Preston Zachman

No. 6 – Indiana Hoosiers
- Position: Safety
- Class: Graduate student

Personal information
- Listed height: 6 ft 2 in (1.88 m)
- Listed weight: 209 lb (95 kg)

Career information
- High school: Southern Columbia Area (Catawissa, Pennsylvania)
- College: Wisconsin (2020–2025); Indiana (2026–present);
- Stats at ESPN

= Preston Zachman =

American football player

Preston Zachman is an American college football safety for the Indiana Hoosiers. He previously played for the Wisconsin Badgers.

==Early life==
Zachman grew up in Elysburg, Pennsylvania and attended Southern Columbia Area High School in Catawissa, Pennsylvania, where he lettered in football, baseball and wrestling. Coming out of high school, he was rated as a three-star recruit and committed to play college football for the Wisconsin Badgers.

==College career==

===Wisconsin===
As a freshman in 2020, Zachman played in one game versus Michigan.

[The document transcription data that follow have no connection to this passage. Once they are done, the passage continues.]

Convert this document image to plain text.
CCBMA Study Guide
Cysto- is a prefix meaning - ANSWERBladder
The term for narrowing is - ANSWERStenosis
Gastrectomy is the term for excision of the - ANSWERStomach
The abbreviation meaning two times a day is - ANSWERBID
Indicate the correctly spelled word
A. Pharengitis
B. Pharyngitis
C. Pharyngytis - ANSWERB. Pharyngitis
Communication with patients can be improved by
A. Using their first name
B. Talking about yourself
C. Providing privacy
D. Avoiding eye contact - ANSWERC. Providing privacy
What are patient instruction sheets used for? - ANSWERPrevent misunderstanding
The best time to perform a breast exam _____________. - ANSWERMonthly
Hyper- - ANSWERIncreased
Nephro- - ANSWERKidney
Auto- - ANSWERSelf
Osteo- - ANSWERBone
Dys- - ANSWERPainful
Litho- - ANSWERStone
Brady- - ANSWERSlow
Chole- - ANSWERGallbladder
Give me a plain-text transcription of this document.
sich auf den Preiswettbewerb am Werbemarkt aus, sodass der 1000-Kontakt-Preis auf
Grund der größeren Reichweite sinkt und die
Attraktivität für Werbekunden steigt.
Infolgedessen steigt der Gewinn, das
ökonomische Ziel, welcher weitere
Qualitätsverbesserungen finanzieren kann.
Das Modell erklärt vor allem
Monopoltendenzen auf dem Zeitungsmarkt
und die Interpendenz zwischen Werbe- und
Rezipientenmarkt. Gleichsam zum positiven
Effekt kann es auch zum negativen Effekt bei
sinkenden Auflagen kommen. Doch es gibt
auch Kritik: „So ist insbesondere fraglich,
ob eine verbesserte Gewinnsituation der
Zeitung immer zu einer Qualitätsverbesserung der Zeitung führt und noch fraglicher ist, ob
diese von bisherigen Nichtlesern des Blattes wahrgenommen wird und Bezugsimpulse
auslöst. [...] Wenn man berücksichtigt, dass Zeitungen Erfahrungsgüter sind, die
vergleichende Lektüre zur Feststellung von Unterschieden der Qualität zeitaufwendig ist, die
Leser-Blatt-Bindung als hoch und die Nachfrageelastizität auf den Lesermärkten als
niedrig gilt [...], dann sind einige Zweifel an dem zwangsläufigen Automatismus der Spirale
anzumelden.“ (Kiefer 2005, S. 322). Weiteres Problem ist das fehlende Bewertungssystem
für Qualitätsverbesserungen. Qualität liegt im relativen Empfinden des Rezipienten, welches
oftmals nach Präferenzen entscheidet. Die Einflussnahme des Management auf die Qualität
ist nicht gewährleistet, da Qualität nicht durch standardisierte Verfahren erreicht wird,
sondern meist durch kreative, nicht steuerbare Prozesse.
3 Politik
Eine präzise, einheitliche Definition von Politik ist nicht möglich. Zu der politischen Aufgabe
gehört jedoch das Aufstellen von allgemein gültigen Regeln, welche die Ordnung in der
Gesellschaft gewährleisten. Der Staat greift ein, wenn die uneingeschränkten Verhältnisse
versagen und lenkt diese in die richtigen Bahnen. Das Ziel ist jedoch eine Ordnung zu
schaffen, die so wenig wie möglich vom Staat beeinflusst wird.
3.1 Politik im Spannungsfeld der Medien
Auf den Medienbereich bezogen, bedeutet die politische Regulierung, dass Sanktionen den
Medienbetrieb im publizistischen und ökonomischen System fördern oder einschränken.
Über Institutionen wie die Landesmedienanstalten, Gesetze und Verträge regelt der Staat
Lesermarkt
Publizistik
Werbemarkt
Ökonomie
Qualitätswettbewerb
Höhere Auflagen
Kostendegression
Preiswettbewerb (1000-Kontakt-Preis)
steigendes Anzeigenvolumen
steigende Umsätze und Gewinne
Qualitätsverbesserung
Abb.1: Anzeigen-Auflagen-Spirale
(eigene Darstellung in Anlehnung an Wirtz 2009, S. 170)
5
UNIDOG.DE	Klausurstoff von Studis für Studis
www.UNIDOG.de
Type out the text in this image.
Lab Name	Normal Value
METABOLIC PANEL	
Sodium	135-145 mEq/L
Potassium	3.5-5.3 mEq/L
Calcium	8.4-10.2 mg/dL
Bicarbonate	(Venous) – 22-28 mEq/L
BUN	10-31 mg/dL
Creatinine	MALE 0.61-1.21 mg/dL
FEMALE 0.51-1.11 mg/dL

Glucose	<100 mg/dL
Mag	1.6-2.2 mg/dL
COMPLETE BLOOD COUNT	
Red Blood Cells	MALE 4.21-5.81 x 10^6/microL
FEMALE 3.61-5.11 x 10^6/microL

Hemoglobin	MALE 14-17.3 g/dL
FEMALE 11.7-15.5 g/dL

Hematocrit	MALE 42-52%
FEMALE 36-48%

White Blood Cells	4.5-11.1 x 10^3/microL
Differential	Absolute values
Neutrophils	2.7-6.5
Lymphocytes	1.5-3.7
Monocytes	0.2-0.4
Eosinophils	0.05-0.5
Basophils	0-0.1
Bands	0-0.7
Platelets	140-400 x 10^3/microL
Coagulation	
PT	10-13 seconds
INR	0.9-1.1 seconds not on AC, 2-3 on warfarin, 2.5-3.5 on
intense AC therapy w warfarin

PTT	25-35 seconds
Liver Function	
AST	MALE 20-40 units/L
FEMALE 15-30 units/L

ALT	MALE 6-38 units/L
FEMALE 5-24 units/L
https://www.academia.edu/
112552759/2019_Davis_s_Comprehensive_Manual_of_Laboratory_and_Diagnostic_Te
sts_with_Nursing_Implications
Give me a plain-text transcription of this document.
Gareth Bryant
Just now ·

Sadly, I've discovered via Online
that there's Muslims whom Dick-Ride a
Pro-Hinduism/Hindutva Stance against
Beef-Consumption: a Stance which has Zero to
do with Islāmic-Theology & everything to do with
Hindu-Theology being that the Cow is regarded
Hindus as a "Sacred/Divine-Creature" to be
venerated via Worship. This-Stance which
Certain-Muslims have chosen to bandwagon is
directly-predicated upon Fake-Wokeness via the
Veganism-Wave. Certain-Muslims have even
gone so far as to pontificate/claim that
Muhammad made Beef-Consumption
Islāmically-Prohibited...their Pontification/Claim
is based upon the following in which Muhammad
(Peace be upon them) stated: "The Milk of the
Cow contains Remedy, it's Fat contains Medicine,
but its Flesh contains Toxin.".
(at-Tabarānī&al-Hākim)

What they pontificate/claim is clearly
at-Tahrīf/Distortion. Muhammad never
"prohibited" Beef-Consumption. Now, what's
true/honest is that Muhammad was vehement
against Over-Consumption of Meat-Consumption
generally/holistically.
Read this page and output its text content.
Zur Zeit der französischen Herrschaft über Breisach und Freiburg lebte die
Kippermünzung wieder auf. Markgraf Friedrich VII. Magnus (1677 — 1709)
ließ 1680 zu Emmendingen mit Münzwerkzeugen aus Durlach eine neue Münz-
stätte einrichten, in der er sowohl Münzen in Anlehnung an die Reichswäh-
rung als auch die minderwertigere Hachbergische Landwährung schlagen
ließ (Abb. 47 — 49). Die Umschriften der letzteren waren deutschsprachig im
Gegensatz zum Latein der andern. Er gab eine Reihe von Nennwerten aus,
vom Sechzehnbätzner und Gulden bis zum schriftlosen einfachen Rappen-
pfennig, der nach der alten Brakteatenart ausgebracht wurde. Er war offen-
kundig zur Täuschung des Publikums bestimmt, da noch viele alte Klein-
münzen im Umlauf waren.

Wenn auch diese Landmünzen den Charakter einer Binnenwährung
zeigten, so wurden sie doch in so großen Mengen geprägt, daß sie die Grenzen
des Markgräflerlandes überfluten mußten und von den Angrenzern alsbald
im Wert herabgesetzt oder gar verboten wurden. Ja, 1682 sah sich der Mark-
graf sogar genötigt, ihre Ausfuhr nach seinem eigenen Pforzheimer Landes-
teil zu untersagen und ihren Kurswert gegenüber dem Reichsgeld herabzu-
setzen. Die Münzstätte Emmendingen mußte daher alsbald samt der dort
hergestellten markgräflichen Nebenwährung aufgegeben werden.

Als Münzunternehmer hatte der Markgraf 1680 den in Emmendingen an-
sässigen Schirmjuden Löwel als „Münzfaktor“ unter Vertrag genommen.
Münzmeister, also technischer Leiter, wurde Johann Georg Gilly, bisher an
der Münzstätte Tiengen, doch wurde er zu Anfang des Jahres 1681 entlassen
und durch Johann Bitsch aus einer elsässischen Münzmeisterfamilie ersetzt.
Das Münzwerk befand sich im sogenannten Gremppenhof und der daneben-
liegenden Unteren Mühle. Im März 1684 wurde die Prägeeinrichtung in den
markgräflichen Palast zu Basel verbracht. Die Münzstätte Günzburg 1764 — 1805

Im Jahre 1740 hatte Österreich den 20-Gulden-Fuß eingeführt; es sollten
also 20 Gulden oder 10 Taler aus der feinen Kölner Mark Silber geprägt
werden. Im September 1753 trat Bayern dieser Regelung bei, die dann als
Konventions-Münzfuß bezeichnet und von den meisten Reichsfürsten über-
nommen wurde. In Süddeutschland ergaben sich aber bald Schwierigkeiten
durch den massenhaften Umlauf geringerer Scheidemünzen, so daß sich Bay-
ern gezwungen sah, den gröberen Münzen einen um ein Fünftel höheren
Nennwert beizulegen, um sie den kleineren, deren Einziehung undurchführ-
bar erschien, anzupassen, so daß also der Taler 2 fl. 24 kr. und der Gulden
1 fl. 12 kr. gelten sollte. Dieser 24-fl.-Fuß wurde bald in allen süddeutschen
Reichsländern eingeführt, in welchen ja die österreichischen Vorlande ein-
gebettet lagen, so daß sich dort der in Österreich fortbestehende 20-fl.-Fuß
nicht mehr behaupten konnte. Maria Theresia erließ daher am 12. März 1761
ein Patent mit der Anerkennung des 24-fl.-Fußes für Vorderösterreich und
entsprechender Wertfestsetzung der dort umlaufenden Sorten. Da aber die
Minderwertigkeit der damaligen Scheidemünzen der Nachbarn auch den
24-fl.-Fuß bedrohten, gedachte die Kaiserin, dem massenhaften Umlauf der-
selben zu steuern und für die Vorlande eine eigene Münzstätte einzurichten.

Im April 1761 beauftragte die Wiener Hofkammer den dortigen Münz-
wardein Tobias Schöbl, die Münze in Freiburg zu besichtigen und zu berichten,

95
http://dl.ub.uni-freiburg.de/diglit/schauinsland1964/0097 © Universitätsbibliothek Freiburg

In 2021, he took a redshirt after missing the entire season with a sports hernia. In 2022, Zachman tallied 11 tackles with one being for a loss, a pass deflection, and an interception in six games. In 2023, he made 49 tackles with one being for a loss, three pass deflections, and two interceptions in 13 games. In week 5 of the 2024 season, Zachman brought in an interception in a loss to USC. In week 7, he recorded ten tackles with one and a half being for a loss, and an interception, in a victory over Rutgers. During the 2024 season, Zachman recorded 58 tackles with two and a half being for a loss, four pass deflections, and two interceptions in 12 starts.

===Indiana===
On January 4, 2026, Zachman announced he would be transferring to the Indiana Hoosiers.